For many readers, the most dismaying revelations will not be the ones
about accidents and near accidents. Nuclear bomb scares are fun to read
about, but after all, the bomb that fell on South Carolina was not
armed, and none of the countries making and storing nuclear weapons
since 1945 have had to cope with the consequences of an accidental
nuclear blast. Substantially more troubling is the story Schlosser tells
of the poor strategic thinking at the heart of the nuclear enterprise.
For much of the cold war, the plans for using America’s nuclear weapons
were rigid and inflexible. Compared with them, the mobilization
timetables that locked the general staffs of Europe into an inexorable
march toward disaster in 1914 were models of flexibility and restraint.
As far as Schlosser can tell, the American arsenal is safer than it used
to be (though some troubling weak spots remain), and since the end of
the cold war we have stepped back from the nuclear brink. But in a world
with many other nuclear powers, some much worse at basic safety and
security precautions than we are, the chances of accidental nuclear
explosions or terrorists capturing nuclear weapons are much too high.
Worse, it is very likely that the plans in countries like India and
Pakistan are as rigid as those Americans developed a generation ago, and
that a collection of misunderstandings might launch a nuclear
juggernaut on a course that could not be stopped.

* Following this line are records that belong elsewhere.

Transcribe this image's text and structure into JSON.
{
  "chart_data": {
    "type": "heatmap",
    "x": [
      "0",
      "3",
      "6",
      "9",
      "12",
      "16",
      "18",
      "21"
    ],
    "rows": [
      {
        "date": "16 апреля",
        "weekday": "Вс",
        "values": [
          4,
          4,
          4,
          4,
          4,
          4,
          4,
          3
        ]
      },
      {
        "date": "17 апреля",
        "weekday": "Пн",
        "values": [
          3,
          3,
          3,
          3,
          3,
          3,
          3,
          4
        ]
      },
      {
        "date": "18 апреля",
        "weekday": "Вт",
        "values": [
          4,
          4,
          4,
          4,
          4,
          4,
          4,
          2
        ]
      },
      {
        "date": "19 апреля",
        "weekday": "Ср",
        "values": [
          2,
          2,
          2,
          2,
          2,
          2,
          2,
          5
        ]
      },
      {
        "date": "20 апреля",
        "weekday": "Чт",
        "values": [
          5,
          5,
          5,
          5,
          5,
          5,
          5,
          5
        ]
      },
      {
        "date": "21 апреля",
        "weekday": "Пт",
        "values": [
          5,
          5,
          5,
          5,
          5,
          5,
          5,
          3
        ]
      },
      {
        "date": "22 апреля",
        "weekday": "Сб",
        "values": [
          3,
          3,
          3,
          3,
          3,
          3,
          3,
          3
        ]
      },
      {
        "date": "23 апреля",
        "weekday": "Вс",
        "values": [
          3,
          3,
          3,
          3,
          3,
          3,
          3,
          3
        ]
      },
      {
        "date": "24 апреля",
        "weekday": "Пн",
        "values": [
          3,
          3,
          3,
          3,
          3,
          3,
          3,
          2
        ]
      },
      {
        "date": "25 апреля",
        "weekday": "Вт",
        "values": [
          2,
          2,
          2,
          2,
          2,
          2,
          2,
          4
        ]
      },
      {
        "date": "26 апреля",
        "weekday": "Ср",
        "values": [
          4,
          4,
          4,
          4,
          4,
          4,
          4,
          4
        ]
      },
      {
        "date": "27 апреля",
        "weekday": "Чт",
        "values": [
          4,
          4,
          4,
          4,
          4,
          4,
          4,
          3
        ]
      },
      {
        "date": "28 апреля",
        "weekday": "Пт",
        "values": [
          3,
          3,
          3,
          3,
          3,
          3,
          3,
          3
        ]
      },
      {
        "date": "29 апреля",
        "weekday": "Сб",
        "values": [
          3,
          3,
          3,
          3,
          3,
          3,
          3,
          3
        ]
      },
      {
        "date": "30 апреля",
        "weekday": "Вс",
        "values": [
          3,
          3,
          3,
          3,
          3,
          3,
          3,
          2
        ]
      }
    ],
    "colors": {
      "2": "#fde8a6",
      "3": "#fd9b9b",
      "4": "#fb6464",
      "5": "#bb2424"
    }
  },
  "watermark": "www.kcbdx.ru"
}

All that said, it is hard to see how the nuclear nightmare can be
brought to an end. Schlosser traces the many disarmament proposals and
efforts from Harry Truman’s effort to vest control over nuclear weapons
with the United Nations up through President Obama’s efforts to outlaw
the weapons through international agreement, but he offers small hope
that they can ever be abolished. (Schlosser does not even mention one
reason countries like Russia and China are dead set against universal
nuclear disarmament: America’s conventional superiority is so
overwhelming that both countries feel they need nuclear arsenals to
offset Washington’s nonnuclear might.)
Over all, Schlosser is a better reporter than policy analyst, and his
discussion of what we should do about the problem he so grippingly
describes is disappointingly thin. Nevertheless, his core recommendation
that the United States explore the possibilities of operating a minimal
deterrent, the smallest number of nuclear weapons needed to prevent
adversaries from contemplating a nuclear attack on us, may be the most
hopeful direction in which we can look. But as technological progress
makes nuclear weapons cheaper and easier to build, and creates new and
ever more dangerous weapons of mass destruction, the intractable
problems of safe storage and nuclear war-fighting doctrine are likely to
remain with us for the long term.
The human race was smart enough to build these bombs. So far we appear
to lack the intelligence needed either to get rid of them or to store
them safely. Schlosser’s readers (and he deserves a great many) will be
struck by how frequently the people he cites attribute the absence of
accidental explosions and nuclear war to divine intervention or sheer
luck rather than to human wisdom and skill. Whatever was responsible, we
will clearly need more of it in the years to come.